Living Rocks
Thrombolites, ‘living rocks’, are the most common form of microbialites, which are rock-like structures built by micro-organisms. One of the few places in the world where the thrombolites grow is at Lake Clifton in Western Australia’s Yalgorup National Park which is located 32 kilometres south of Mandurah. The lake is also one of only two sites known where microbialites occur in water less salty than seawater. The lake contains the largest lake-bound microbialite reef in the southern hemisphere which is over 6kms long and widens in parts to 120m. The thrombolite structures reach heights of up to 1.3m.
How It All Began
Millions of years ago, earth, as we know it was a little different, there was no oxygen in the atmosphere and there was no protective ozone layer. Scientists believe that things began changing when tiny organisms started to appear (from where no one knows). These tiny little organisms lived in water and produced oxygen. This oxygen entered the atmosphere and over time created the atmosphere we live in today. Now, this process didn’t happen overnight, the organisms had to produce large quantities of oxygen over a long period of time before earth could sustain life . One of the ancestors of these tiny organisms are in fact algae, yes those aquatic plants. Stromatolites and Thrombolites are created by algae and represent the earliest record of life on earth.
What Are Thrombolites?
Thrombolites are formed when the micro-organisms photosynthesize. During this process, they are able to precipitate calcium carbonate from the waters of the lime-enriched lake to form the rock-like structures. Luckily Lake Clifton has an abundance of fresh groundwater which is high in calcium carbonate providing the perfect environment. Thrombolites form in a different way than stromatolites which are found in Hamelin Pool at Shark Bay. Thrombolites have an internally clotted texture, while stromatolites have a layered (laminated) internal structure and are formed by blue-green bacteria trapping sediment particles. Thrombolites and stromatolites were the only known form of life on Earth some 350 to 650 million years ago.

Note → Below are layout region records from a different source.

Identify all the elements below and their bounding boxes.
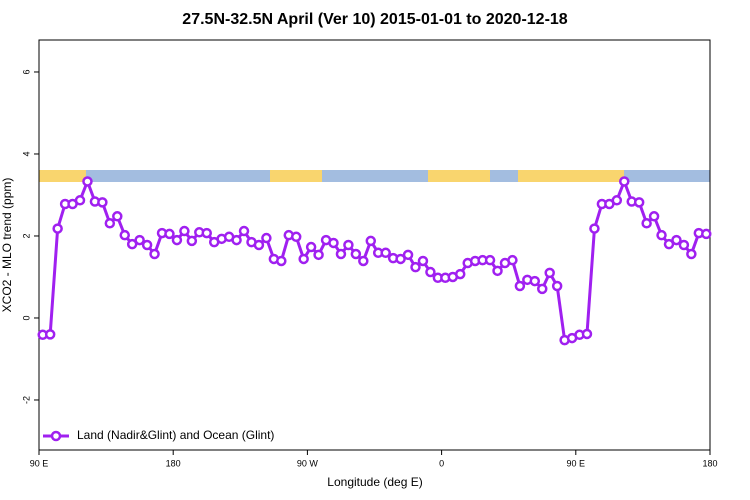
point — [201, 227, 212, 239]
point — [537, 283, 548, 295]
y-tick-label: -2 — [21, 396, 31, 404]
point — [581, 328, 593, 340]
y-tick-label: 6 — [21, 69, 31, 74]
point — [529, 275, 541, 287]
point — [648, 211, 660, 222]
land — [270, 170, 322, 182]
point — [179, 225, 190, 237]
point — [410, 261, 421, 273]
land-ocean-strip — [39, 170, 710, 182]
point — [551, 280, 563, 292]
point — [402, 249, 414, 261]
point — [380, 247, 391, 259]
point — [484, 254, 496, 266]
point — [126, 238, 138, 250]
y-tick-label: 4 — [21, 151, 31, 156]
legend-label: Land (Nadir&Glint) and Ocean (Glint) — [77, 428, 274, 442]
point — [97, 197, 108, 208]
point — [701, 228, 712, 240]
point — [82, 176, 93, 187]
point — [186, 235, 198, 247]
land — [39, 170, 86, 182]
point — [74, 195, 86, 206]
point — [678, 239, 690, 251]
point — [231, 234, 242, 246]
point — [164, 228, 175, 240]
point — [544, 267, 555, 279]
point — [395, 253, 406, 265]
point — [358, 255, 369, 267]
point — [619, 176, 630, 187]
point — [507, 254, 518, 266]
x-tick-label: 90 E — [30, 458, 49, 468]
point — [52, 223, 63, 234]
x-tick-label: 180 — [702, 458, 717, 468]
point — [611, 195, 623, 206]
point — [328, 237, 339, 249]
point — [290, 231, 302, 243]
point — [313, 249, 324, 261]
x-tick-label: 90 W — [297, 458, 319, 468]
point — [112, 211, 123, 222]
x-tick-label: 90 E — [567, 458, 586, 468]
point — [149, 248, 160, 260]
point — [417, 255, 429, 267]
y-tick-label: 0 — [21, 315, 31, 320]
land — [518, 170, 624, 182]
land — [428, 170, 490, 182]
point — [305, 241, 317, 253]
point — [589, 223, 600, 234]
point — [663, 238, 675, 250]
y-axis-label: XCO2 - MLO trend (ppm) — [0, 178, 14, 313]
point — [238, 225, 250, 237]
point — [492, 265, 503, 277]
point — [633, 197, 645, 208]
point — [171, 234, 183, 246]
point — [365, 235, 377, 247]
point — [119, 229, 130, 241]
point — [276, 255, 287, 267]
x-tick-label: 0 — [439, 458, 444, 468]
point — [134, 234, 145, 246]
chart-title: 27.5N-32.5N April (Ver 10) 2015-01-01 to… — [182, 11, 568, 28]
point — [514, 280, 526, 292]
point — [141, 239, 153, 251]
x-axis-label: Longitude (deg E) — [327, 475, 422, 489]
point — [425, 266, 436, 278]
point — [350, 248, 362, 260]
point — [298, 253, 309, 265]
point — [335, 248, 347, 260]
plot-frame — [38, 39, 711, 451]
point — [343, 239, 354, 251]
point — [104, 218, 116, 229]
point — [641, 218, 652, 229]
y-tick-label: 2 — [21, 233, 31, 238]
x-tick-label: 180 — [166, 458, 181, 468]
point — [656, 229, 667, 241]
point — [671, 234, 682, 246]
point — [261, 232, 272, 244]
point — [253, 239, 265, 251]
point — [686, 248, 697, 260]
legend-marker — [50, 430, 62, 442]
point — [44, 329, 56, 340]
point — [454, 268, 466, 280]
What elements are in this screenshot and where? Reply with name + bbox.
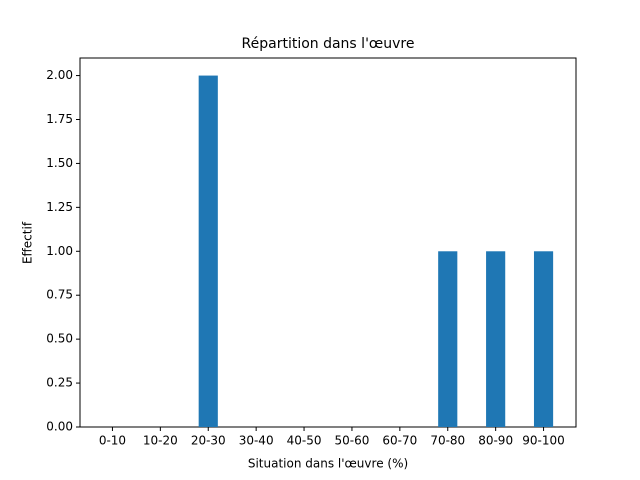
y-tick-label: 2.00 <box>46 68 73 82</box>
x-tick-label: 20-30 <box>191 434 226 448</box>
x-tick-label: 60-70 <box>382 434 417 448</box>
x-axis-label: Situation dans l'œuvre (%) <box>248 457 408 471</box>
y-tick-label: 1.75 <box>46 112 73 126</box>
bar <box>198 75 218 428</box>
y-tick-label: 0.75 <box>46 288 73 302</box>
y-tick-label: 1.50 <box>46 156 73 170</box>
y-tick-label: 1.00 <box>46 244 73 258</box>
x-tick-label: 10-20 <box>143 434 178 448</box>
bar <box>438 251 458 427</box>
x-tick-label: 0-10 <box>99 434 126 448</box>
x-tick-label: 50-60 <box>335 434 370 448</box>
y-tick-label: 1.25 <box>46 200 73 214</box>
chart-title: Répartition dans l'œuvre <box>242 36 415 52</box>
bar <box>533 251 554 427</box>
x-tick-label: 90-100 <box>522 434 565 448</box>
x-tick-label: 40-50 <box>287 434 322 448</box>
x-tick-label: 80-90 <box>478 434 513 448</box>
bar <box>486 251 506 427</box>
axes-frame <box>79 57 577 428</box>
y-axis-label: Effectif <box>21 221 35 264</box>
x-tick-label: 30-40 <box>239 434 274 448</box>
x-tick-label: 70-80 <box>430 434 465 448</box>
y-tick-label: 0.50 <box>46 332 73 346</box>
y-tick-label: 0.00 <box>46 420 73 434</box>
y-tick-label: 0.25 <box>46 376 73 390</box>
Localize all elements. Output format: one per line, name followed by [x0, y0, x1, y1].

Microbes found in both thrombolite and stromatolite formations are believed to be responsible for oxygen production which allowed life to exist on the planet. Thrombolites are the most common form of microbialites and are formed by a variety of micro-organisms. They grow at an average of 1mm a year.
The only place on earth where both marine stromatolites and thrombolites exist is on a small private island, Highborne Cay, in the central Bahamas.